AWS Summit Sydney 2016

Any web application that targets a mass market and wants scalability ends up in the cloud, rather than in an individual data centre. Of all the cloud providers the biggest currently is Amazon. After running the metromap application with AWS for a year mostly on a self-taught basis I realized that it was time to rub shoulders with some experts and possibly bring in some help.
Amazon was hosting a sort of marketing conference in Sydney and unlike the academic conferences I am used to attending this one was free. So I signed up for it with some work backing.
On arrival I walked into a massive Kogan keynote speech, it had all the pomp and fanfare of a boxing match or WWF rumble. Felt very American.

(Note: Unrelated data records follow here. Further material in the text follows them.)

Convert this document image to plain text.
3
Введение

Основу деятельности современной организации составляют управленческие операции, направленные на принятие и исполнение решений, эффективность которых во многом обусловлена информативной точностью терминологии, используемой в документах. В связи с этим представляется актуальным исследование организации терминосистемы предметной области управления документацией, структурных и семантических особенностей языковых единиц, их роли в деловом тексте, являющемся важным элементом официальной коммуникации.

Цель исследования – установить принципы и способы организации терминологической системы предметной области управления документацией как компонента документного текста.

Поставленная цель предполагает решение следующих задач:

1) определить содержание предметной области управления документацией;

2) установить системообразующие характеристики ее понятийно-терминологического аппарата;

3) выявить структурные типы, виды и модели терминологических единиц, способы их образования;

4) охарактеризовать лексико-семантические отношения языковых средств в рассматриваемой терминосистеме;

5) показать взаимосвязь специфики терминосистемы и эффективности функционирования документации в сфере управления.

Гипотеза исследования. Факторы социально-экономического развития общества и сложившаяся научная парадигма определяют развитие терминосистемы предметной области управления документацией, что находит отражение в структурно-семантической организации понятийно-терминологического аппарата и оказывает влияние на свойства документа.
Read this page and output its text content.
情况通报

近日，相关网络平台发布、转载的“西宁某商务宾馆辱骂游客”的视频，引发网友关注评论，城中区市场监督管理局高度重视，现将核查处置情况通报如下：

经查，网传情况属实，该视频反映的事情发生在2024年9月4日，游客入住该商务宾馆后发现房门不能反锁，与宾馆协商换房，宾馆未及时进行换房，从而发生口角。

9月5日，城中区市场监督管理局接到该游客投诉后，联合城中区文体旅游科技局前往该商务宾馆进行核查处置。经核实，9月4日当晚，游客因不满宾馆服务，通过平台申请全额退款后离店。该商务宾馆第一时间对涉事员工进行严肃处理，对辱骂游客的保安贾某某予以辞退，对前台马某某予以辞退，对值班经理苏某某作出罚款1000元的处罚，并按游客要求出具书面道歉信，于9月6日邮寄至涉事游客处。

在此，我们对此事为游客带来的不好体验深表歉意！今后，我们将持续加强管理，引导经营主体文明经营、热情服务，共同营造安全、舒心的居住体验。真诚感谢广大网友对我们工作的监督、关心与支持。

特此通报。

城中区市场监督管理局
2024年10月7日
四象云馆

There were lots of AWS customer stories including one by Origin Energy about customer analysis. They have over 100million customer interactions. Traditional meters are read only 4 times a year, while Smart Meters produce data at a 30min interval. With this data Origin can offer a fixed bill plan using predictive analytics. The creation of this service started in stealth mode hotel wifi and personal CC, interesting collision of corporate culture with internet realities.

Moving data to and from the cloud was big sticking point as well and the AWS Snowball (80TB) was announced. I have recently ordered one, still waiting for it to turn up. Will write another article on this Data Exchange unit once I have had a real life play with it. Working at an aerial photography company I am used to huge amounts of data coming in from aircraft on similar hard drive units, but none of them feature 10GB ethernet and in transit encryption like the Snowball does.

There was a big focus on IoT capabilities in AWS as well including an Earth, Air, Fire and Water demo with Alexa playing stage manager.

I had a small blast from my CSIRO past. Peter Blaine had a talk about IMOS data sharing. 50Million NetCDF's are up in the cloud. The big challenge being the heterogeneity of the data. Apparently they have moved to the warehouse next to my old office and things are progressing okay. Even though CSIRO is rapidly shedding science staff, the engineering half is still alive and well.
On the display floor I managed to knock over a remote presence bot and chat to a lot of people in various booths, including Sumo Logic and Puppet which were particularly relevant to my application of image serving and service monitoring.
After a couple of days of hard conferencing and networking I managed to get in some R&R and learn the weird game of shuffleboard and enjoy some cocktails at the Little Darlin'. It was an exciting couple of days in Sydney and since then I have been putting my knowledge to good use. I will write up another post from my mass of notes collected during the summit.